Par le roy, à la relacion du conseil. H. Camus.


1 Charles, d’abord connu sous le titre de comte de Ponthieu, le plus jeune fils de Charles VI et d’Isabeau de Bavière, né en l’hôtel Saint-Paul à Paris le 22 février 1403 n.s., devint dauphin par la mort de ses deux aînés, Louis, duc de Guyenne, décédé le 18 décembre 1415, et Jean, duc de Touraine, le 4 ou le 5 avril 1417. Monstrelet prétend (t. III, p. 168) qu’ils furent empoisonnés, et Pierre de Fénin (p. 70) se fait l’écho du même bruit, que les écrivains bourguignons se plurent à accréditer. Des lettres du 12 juillet 1401, portant don à Jean duc de Touraine du duché de Berry et du comté de Poitou, pour en jouir après la mort de Jean de France, duc de Berry, si ce prince ne laissait pas d’enfant mâle légitime, ont été publiées dans notre précédent volume, p. 393. Le lendemain du décès de celui-ci, c’est-à-dire le 16 juin 1416, le don du comté de Poitou et du duché de Berry fut confirmé au dauphin Jean, par lettres du roi enregistrées à la Chambre des comptes. Elles ont été publiées dans le recueil des Ordonnances des rois de France, t. X, p. 368, d’après l’ancien mémorial H, fol. 168, de ladite Chambre, reconstitué après l’incendie. Jean ne jouit guère que pendant neuf mois de cet apanage, et l’on ne sait même s’il fit le voyage pour en prendre possession. Un mois après sa mort, le Berry et le Poitou furent conférés à son frère Charles, par lettres patentes du 17 mai 1417, dont nous avons fait mention précédemment (t. VI, p. 374 n.) en annonçant qu’elles seraient imprimées dans ce volume. Mais comme elles n’ont pas été transcrites sur les registres de la grande Chancellerie, contrairement à ce que nous avions pensé, on n’en devra pas chercher le texte dans notre publication. Il se trouve d’ailleurs dans le recueil des Ordonnances (t. X, p. 409), d’après le même mémorial H, fol. 84 v°, de la Chambre des comptes. Une copie préférable au texte imprimé est transcrite sur le registre du Parlement de Paris, X1a 8603, fol. 13 v°. Quand la trahison de Perrinet Leclerc eut livré Paris au duc de Bourgogne (29 mai 1418), le dauphin Charles dut fuir et se retira à Bourges, puis à Poitiers, où il établit le siège de son gouvernement. Son entrée dans cette dernière ville eut lieu le 10 août 1418, suivant le livre des hommages et devoirs dus par les vassaux du nouveau comte de Poitou, dressé à cette époque par Pierre Morelon, receveur du dauphin dans cette partie de son apanage. (Arch. nat., P. 1144, fol. 1.)
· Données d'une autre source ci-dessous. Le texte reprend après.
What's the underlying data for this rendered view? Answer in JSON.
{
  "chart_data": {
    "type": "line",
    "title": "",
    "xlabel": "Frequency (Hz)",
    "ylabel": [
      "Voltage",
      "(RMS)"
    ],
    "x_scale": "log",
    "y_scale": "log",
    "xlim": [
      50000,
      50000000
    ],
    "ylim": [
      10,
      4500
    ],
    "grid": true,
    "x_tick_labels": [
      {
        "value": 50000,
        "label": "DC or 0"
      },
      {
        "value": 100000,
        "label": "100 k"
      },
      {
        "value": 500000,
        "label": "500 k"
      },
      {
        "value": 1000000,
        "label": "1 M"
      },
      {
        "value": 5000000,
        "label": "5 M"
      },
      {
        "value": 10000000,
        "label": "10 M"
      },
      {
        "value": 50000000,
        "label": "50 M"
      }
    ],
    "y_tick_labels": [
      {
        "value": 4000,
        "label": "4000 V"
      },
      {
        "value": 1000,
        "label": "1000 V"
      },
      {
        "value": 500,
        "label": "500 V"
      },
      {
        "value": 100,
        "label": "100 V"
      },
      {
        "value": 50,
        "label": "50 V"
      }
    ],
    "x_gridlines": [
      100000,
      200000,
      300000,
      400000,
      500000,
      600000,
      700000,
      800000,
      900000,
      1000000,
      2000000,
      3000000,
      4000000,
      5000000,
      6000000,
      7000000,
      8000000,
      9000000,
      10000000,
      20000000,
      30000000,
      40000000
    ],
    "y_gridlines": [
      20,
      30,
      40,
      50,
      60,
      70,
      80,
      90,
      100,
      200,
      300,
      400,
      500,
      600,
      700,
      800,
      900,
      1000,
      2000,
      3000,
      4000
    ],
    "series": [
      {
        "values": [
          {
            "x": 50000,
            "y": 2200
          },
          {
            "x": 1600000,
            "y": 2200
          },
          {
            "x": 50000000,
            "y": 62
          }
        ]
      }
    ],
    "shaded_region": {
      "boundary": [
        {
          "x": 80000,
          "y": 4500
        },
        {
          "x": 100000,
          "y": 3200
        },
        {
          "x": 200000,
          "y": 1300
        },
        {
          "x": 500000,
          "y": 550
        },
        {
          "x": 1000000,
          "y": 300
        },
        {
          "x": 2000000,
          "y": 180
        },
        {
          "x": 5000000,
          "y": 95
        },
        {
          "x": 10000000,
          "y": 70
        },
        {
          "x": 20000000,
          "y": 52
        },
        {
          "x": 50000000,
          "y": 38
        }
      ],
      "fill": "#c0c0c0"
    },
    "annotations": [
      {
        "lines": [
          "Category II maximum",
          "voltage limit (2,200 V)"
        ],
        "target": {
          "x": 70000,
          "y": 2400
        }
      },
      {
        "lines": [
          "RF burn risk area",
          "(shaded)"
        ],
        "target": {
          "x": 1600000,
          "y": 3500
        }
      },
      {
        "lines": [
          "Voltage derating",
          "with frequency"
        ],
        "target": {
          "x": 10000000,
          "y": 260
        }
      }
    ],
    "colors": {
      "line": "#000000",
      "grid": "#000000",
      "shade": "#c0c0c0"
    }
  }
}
2 A la date du 11 mars 1419 n.s., on trouve un arrêt du Parlement siégeant à Poitiers, qui confirme une sentence du prévôt de Melle contre Jean Voisin, dudit lieu, et au profit de Jean Bigeon. J. Voisin avait voulu récuser, sans motif suffisant, des témoins entendus par le prévôt dans une enquête sur une plainte de J. Bigeon. (Arch. nat., X1a 9190, fol. 9 v°.)

3 Un Jean Baconet, licencié en lois, était sénéchal du Bois-Pouvreau pour Georges de La Trémoïlle, seigneur du lieu, le 8 juin 1434. (A. Richard, Inventaire des archives du château de la Barre, t. II, p. 32.)